Even 20 years later, the words ring loud and clear in Hila Rubenstein’s ears.
“You got in? But you’re not good at math!”
As a sixth-grader, Rubenstein studied hard to test into a prestigious private school. She was elated when she learned she passed the tests and was accepted. But that joy quickly faded when she told her math teacher.
Today, Rubenstein is completing her doctorate at the Technion-Israel Institute of Technology after earning a bachelor’s and master’s degree at the Technion and serving in the Israeli Defense Forces’ Intelligence Elite Unit 8200. Yet it was clear that her sixth-grade teacher’s surprise and derision stings to this day.
Rubenstein shared her story as a Steve and Ilene Berger Visiting Fellow, a speaking series that highlights the soul of the Technion: its students. Half of this year’s inaugural class of fellows are women pursuing careers in aerospace engineering, chemistry, and biotechnology.
Their visit provides an inspiring glimpse into the lives and minds of those who will help shape the future of Israel and the world.
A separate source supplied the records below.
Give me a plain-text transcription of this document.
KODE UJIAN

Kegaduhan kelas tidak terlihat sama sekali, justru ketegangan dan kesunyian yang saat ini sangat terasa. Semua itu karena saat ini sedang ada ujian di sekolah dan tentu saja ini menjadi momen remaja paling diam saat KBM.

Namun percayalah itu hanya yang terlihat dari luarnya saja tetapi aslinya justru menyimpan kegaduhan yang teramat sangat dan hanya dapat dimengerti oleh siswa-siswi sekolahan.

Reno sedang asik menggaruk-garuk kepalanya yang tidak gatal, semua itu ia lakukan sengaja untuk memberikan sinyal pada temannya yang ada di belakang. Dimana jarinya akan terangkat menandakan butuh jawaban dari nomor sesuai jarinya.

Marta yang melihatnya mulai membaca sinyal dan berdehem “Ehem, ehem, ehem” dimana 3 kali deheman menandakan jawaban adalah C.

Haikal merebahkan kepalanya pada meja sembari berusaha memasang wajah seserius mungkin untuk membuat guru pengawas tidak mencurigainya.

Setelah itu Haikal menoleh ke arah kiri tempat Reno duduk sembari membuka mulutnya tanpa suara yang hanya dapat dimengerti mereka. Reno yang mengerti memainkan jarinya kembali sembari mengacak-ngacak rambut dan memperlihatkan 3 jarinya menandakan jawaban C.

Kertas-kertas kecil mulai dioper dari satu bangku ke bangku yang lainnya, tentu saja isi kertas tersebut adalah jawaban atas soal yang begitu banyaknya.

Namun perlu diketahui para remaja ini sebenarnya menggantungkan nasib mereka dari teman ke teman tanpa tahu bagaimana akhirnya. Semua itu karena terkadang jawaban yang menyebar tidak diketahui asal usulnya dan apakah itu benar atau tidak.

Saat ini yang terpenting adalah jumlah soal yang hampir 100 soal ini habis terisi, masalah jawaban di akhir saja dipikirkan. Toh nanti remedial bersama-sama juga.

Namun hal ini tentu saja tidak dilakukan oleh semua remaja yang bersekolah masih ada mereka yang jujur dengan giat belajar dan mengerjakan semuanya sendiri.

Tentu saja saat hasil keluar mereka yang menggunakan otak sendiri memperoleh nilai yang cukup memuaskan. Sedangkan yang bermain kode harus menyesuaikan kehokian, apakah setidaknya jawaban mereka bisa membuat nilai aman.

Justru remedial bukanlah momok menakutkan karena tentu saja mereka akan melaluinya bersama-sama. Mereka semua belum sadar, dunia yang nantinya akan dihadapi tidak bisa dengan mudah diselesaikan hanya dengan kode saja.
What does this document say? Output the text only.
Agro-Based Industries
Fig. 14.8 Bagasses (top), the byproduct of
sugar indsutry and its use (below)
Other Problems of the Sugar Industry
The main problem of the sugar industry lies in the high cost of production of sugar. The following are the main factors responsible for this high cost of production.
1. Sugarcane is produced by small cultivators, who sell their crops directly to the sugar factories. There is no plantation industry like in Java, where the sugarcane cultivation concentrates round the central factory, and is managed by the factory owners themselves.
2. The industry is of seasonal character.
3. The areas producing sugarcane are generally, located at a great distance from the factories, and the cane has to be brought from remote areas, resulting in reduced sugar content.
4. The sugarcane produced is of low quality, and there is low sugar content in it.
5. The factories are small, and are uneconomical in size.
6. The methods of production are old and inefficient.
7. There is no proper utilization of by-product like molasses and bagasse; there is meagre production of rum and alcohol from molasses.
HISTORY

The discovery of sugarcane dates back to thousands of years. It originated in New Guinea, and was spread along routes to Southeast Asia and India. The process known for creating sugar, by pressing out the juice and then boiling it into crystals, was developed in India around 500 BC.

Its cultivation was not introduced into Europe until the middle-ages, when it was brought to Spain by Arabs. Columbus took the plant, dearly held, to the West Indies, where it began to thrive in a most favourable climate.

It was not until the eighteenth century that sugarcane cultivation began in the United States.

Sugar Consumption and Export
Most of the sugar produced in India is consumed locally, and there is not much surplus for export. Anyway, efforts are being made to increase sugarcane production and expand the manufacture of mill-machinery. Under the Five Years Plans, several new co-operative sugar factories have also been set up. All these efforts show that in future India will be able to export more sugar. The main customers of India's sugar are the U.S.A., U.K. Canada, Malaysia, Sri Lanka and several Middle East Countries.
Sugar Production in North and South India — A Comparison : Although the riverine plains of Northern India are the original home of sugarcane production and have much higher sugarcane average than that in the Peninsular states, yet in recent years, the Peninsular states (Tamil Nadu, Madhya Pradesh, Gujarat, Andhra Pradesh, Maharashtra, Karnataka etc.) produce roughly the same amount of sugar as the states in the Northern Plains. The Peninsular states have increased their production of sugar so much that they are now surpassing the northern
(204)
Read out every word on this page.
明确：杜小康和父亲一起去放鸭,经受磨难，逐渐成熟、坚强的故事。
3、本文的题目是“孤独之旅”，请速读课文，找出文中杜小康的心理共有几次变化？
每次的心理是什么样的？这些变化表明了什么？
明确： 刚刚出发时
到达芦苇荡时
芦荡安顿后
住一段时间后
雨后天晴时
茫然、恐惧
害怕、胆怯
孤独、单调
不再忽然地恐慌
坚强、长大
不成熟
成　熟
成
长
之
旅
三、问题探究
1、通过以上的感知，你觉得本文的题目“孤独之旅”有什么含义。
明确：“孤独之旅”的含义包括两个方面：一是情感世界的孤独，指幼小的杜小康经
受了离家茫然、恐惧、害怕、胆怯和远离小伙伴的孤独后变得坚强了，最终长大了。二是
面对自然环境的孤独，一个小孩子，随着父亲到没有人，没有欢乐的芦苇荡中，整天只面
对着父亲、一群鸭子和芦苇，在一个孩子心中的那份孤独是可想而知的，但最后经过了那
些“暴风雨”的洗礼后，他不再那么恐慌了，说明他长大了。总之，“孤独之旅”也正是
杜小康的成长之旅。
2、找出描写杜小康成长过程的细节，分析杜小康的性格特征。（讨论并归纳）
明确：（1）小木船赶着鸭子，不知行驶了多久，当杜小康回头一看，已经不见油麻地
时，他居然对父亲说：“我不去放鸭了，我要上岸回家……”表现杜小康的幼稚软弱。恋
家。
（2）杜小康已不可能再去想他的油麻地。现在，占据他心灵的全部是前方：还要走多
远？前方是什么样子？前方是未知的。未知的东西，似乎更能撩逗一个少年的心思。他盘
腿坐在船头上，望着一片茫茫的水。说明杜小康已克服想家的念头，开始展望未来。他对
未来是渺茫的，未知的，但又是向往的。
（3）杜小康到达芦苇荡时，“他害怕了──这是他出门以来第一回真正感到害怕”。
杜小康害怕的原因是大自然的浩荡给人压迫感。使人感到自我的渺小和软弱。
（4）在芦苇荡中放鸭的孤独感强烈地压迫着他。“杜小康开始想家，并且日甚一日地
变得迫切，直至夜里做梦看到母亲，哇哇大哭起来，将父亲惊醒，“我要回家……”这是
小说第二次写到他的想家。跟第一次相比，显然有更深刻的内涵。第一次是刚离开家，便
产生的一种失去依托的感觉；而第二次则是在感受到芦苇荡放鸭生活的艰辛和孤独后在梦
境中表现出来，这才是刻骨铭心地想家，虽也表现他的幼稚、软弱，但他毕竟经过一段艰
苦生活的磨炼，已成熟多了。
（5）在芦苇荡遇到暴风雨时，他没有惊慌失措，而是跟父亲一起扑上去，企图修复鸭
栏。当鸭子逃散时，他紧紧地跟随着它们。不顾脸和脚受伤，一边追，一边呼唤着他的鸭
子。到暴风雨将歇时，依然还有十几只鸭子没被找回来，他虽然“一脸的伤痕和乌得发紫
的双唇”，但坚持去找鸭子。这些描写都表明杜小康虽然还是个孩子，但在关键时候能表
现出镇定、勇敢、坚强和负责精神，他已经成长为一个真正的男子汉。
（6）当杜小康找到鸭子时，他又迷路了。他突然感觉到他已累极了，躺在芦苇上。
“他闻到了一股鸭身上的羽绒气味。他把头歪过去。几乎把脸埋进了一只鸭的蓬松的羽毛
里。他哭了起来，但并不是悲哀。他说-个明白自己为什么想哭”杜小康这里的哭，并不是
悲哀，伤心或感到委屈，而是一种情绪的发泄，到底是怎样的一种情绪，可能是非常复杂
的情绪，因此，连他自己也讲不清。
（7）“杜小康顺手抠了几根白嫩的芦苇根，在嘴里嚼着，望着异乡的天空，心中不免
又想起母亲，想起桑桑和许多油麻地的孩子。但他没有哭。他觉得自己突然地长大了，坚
Yet the stories of Rubenstein and her female colleagues also highlight the challenges women still face in pursuing STEM careers — as well as the inspiring ways that women are overcoming the barriers to pursue those dreams.
While more women than ever are pursuing careers in Science, Technology, Engineering, and Mathematics (STEM), less than 30% of the world’s researchers are women, according to a World Economic Forum study. Financial considerations, professional ambitions, and family obligations no doubt play a part. But for too many women, it’s subtle or not-so-subtle bias and discrimination, like Rubenstein’s skeptical math teacher, that can be the biggest hurdle between them and a STEM career.
The Technion knows that education is the best way to prepare the next generation of global leaders and innovators — and that generation must include women’s voices. To ensure that women pursuing STEM careers are supported at every stage of their career, the Technion provides scholarships and wraparound support for women at every stage of their education.
Some of that support happens in more formalized programs, like Prowoman, the brainchild of Technion students. Prowoman offers support, guidance, networking, and training for female students at the Technion. It’s supported with funding directly from the Office of the President, as well as from Microsoft.
But support often happens in more informal ways. Anne Kitzmiller is currently completing her second master’s degree in the Technion Aerospace Faculty and writing software and flight algorithms for a rocket project.
Kitzmiller notes that the aerospace industry, like many STEM fields, is very hierarchical and competitive. Often her presentations to professors would get ripped apart.
“That’s OK, though, because it encouraged me to think about what I was going to get asked and make bulletproof presentations,” she says. “People who didn’t believe in me made me who I am.”
Mentorship gave Kitzmiller the support she needed to nail her presentations — and excel at the Technion. Today, amid her master’s studies and designing software for rockets, she serves as a mentor for undergraduate students.
“I tell students to find what they’re passionate about and give it everything you’ve got,” Kitzmiller says.
The opportunity for formal and informal mentorship and networking is one of the reasons Kitzmiller was drawn to the Technion. Kitzmiller received her first master’s degree from Washington University in St. Louis. When thinking about where to study for her second degree, she chose the Technion because of its deep ties with the aerospace industry.
“Industry advisers help with projects, and students work while studying for their degrees,” she recounts. “There’s a stronger connection between students and industry, which is really important and exciting. In undergraduate programs, students don’t always know what it’s like to work for industry.”
For women pursuing STEM degrees, such experience can be a game-changer, providing the experience and connections necessary to flourish in their chosen career path.
Rubenstein is also paying it forward as a teaching assistant in her lab.
“I majored in chemistry because I loved my high school chemistry teacher, but I wasn’t very good,” she admits. “I had to work very hard to get good grades. By the time I graduated high school, I loved chemistry because I had to go so in depth to understand things.
“So I know how stressful it can be. I’m really trying to help Technion students as much as I can because you never know what’s going on in their lives.”
As Professor Ayelet Fishman, Dean of Students at the Technion and head of the Laboratory of Molecular and Applied Biocatalysis in the Faculty of Biotechnology and Food Engineering, notes, the problem is not so much a glass ceiling for women in STEM, but what she calls a “sticky floor.”
“We can’t listen too much to sixth-year teachers like the one Hila had that tells her she’s not good enough,” she says before sharing some of her own doubts as she rose through her career at the Technion. Ignoring those doubts is key to avoiding the “sticky floor” and pursuing a successful career.
“I believe anytime you are given an opportunity you have to take it,” Fishman says. “Women can do anything — but we must be determined.”